Tove Tengvall

A Method for Automatic Question Answering in Swedish based on BERT

Abstract

This report presents a method for doing automatic reading comprehension in Swedish. The method is based on BERT, a pre-trained Swedish neural-network language model, which was fine-tuned on a Swedish question-answer corpus. This corpus was built by having human annotators posing questions expressed in natural language over paragraphs of text present in a set of articles collected from Swedish Wikipedia and the Swedish Migration Agency. In the task defined, the model was supposed to return the short span of text within the given paragraph that constitutes the correct answer to a given question. The dataset was partitioned into 910 question-answer pairs for training and 105 pairs for validation. The quality of the method was evaluated on 257 questions. The returned answers were compared with the correct answers from the corpus, as well as with the results from a simpler grammatical method that was developed as a comparison (a baseline).

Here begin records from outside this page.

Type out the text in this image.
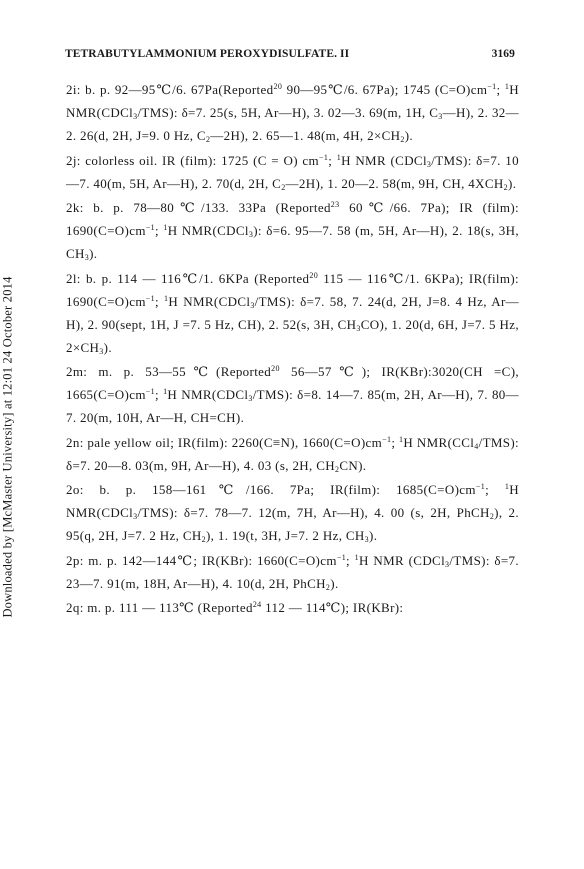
Downloaded by [McMaster University] at 12:01 24 October 2014
TETRABUTYLAMMONIUM PEROXYDISULFATE. II	3169

2i: b. p. 92—95℃/6. 67Pa(Reported$^{20}$ 90—95℃/6. 67Pa); 1745 $(C=O)cm^{-1}$; $^1$H NMR(CDCl$_3$/TMS): δ=7. 25(s, 5H, Ar—H), 3. 02—3. 69(m, 1H, $C_3—H$), 2. 32—2. 26(d, 2H, J=9. 0 Hz, $C_2—2H$), 2. 65—1. 48(m, 4H, $2\times CH_2$).

2j: colorless oil. IR (film): 1725 (C = O) $cm^{-1}$; $^1$H NMR (CDCl$_3$/TMS): δ=7. 10—7. 40(m, 5H, Ar—H), 2. 70(d, 2H, $C_2—2H$), 1. 20—2. 58(m, 9H, CH, $4XCH_2$).

2k: b. p. 78—80℃/133. 33Pa (Reported$^{23}$ 60℃/66. 7Pa); IR (film): $1690(C=O)cm^{-1}$; $^1$H NMR(CDCl$_3$): δ=6. 95—7. 58 (m, 5H, Ar—H), 2. 18(s, 3H, $CH_3$).

2l: b. p. 114 — 116℃/1. 6KPa (Reported$^{20}$ 115 — 116℃/1. 6KPa); IR(film): $1690(C=O)cm^{-1}$; $^1$H NMR(CDCl$_3$/TMS): δ=7. 58, 7. 24(d, 2H, J=8. 4 Hz, Ar—H), 2. 90(sept, 1H, J =7. 5 Hz, CH), 2. 52(s, 3H, $CH_3CO$), 1. 20(d, 6H, J=7. 5 Hz, $2\times CH_3$).

2m: m. p. 53—55℃(Reported$^{20}$ 56—57℃); IR(KBr):3020(CH =C), $1665(C=O)cm^{-1}$; $^1$H NMR(CDCl$_3$/TMS): δ=8. 14—7. 85(m, 2H, Ar—H), 7. 80—7. 20(m, 10H, Ar—H, CH=CH).

2n: pale yellow oil; IR(film): 2260(C≡N), $1660(C=O)cm^{-1}$; $^1$H NMR(CCl$_4$/TMS): δ=7. 20—8. 03(m, 9H, Ar—H), 4. 03 (s, 2H, $CH_2CN$).

2o: b. p. 158—161℃/166. 7Pa; IR(film): $1685(C=O)cm^{-1}$; $^1$H NMR(CDCl$_3$/TMS): δ=7. 78—7. 12(m, 7H, Ar—H), 4. 00 (s, 2H, PhCH$_2$), 2. 95(q, 2H, J=7. 2 Hz, $CH_2$), 1. 19(t, 3H, J=7. 2 Hz, $CH_3$).

2p: m. p. 142—144℃; IR(KBr): $1660(C=O)cm^{-1}$; $^1$H NMR (CDCl$_3$/TMS): δ=7. 23—7. 91(m, 18H, Ar—H), 4. 10(d, 2H, PhCH$_2$).

2q: m. p. 111 — 113℃ (Reported$^{24}$ 112 — 114℃); IR(KBr):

Using the fine-tuned Swedish BERT-base model, we can obtain an F- Score of 78.1% and an Exact Match Score of 63.0% when evaluating the model on the collection of questions generated in the study. The model outperforms the baseline and is assessed to be a successful method for the question answering task defined. However, although these results indicates that BERT has great potential as a method for automatic question answering in Swedish, the results are not as good as the results of the English BERT model fine-tuned on the English question-answer corpus called SQuAD. The reason to the poorer performance of the Swedish model may be explained by the size of the question-answer corpus used in the study being much smaller than the SQuAD corpus.